“It is impossible to live without failing at something, unless you live so cautiously that you might as well not have lived at all — in which case, you fail by default.” ~
I always get the biggest kick out of watching YouTube videos of people who try to protect themselves while rolling downhill. Some situate themselves in huge tires, some envelop themselves in bubble wrap, still other in huge cushioned cylinders. The inevitable outcome? They usually pop out of the device they have constructed and wipe out.
That is how some people go through life. They are so afraid of getting hurt that they “cushion” themselves in order to protect their feelings. They find out, usually rather quickly, that it is not possible to protect oneself from being hurt by others.
That is also how some go through their spiritual lives. They wrap themselves up in a “safe cocoon” of practices. The practices might include regular Mass attendance, contributing to organizations that will benefit the poor and the needy, and certain volunteer work.

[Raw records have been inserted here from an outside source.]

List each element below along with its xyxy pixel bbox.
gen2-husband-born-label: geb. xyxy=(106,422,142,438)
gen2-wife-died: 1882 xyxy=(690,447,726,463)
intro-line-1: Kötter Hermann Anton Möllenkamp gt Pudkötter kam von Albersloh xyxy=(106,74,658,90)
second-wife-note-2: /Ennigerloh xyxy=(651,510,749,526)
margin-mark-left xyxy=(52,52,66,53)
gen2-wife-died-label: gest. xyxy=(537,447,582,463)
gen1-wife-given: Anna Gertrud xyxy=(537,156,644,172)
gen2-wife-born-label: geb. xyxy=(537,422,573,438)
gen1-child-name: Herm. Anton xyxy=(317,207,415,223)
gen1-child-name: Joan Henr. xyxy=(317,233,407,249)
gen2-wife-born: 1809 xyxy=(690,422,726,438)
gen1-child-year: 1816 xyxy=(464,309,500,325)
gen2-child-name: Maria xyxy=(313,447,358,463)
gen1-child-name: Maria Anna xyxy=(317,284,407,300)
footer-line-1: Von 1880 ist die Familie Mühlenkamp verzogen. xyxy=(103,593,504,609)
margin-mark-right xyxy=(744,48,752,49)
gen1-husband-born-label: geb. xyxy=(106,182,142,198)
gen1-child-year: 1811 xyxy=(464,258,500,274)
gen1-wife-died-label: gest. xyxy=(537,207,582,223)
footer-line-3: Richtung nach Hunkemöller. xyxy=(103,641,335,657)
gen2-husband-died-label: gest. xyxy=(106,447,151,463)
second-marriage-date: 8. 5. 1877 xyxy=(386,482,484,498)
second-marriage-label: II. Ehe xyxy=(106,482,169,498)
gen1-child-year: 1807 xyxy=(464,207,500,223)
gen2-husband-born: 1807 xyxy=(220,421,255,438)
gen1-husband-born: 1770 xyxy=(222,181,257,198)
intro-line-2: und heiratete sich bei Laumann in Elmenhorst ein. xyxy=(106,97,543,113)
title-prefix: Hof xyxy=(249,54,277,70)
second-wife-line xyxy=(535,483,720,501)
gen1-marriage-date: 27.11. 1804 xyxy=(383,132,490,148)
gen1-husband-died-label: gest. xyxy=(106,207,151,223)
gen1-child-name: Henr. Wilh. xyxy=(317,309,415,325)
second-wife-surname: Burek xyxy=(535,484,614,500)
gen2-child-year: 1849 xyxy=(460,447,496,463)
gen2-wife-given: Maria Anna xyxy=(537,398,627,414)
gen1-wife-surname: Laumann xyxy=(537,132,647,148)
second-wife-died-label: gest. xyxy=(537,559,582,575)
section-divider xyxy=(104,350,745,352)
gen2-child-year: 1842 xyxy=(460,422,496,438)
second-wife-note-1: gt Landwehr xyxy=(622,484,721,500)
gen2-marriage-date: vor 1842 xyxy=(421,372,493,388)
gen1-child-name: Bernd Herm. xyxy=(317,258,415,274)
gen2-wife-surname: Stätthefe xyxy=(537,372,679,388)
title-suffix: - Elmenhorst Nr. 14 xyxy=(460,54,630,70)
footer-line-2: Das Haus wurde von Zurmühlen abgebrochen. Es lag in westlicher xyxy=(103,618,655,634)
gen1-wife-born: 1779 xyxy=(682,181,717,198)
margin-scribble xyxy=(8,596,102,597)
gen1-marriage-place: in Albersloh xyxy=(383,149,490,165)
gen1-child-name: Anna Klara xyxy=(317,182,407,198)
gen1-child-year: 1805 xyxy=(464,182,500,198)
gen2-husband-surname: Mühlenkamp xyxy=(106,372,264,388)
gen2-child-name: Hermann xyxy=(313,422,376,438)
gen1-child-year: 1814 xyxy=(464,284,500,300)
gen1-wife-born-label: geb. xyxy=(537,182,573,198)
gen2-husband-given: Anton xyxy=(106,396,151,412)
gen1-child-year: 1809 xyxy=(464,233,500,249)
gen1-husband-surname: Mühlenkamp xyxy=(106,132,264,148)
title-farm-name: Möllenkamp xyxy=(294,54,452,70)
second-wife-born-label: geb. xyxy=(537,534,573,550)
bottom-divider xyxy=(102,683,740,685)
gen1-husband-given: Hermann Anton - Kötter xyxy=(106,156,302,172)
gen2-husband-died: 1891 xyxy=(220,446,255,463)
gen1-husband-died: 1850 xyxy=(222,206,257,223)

“What?!” you say. That is not good? Regular attendance at Mass is not good? Contributing to the needs of others is not good? Volunteer work is not good? Well, no. Not if those things are being done simply to create a comfort zone for a person.
Some people think that they are exemplary Christians because they attend Mass or contribute to causes or do some volunteer work. However, their spiritual lives are carefully constructed so as to make them interact with others as minimally as possible. When they attend Mass, they forget the final instruction: “Go in peace, glorifying the Lord by your life.” When they contribute, it is mainly so that they do not have to get their hands dirty helping the people who might be in need in their own community. When they volunteer, it might be at someplace “safe” where their faith is not challenged.
When we practice an overabundance of caution, Rowling would tell us, we fail by default because our living is not truly living. It is more like existing.
When we die and meet up with our God, I do not think He is going to ask us how many hours we warmed a pew. I do not think He is going to ask us the amount of money we gave away. I think He is going to ask us how often we got our hands dirty, how many people’s lives we not only touched, but changed, and how many people we brought to Him because of our witness.
FAITH ACTION: Dedicate your day to God and ask God to fill your words and actions with His love.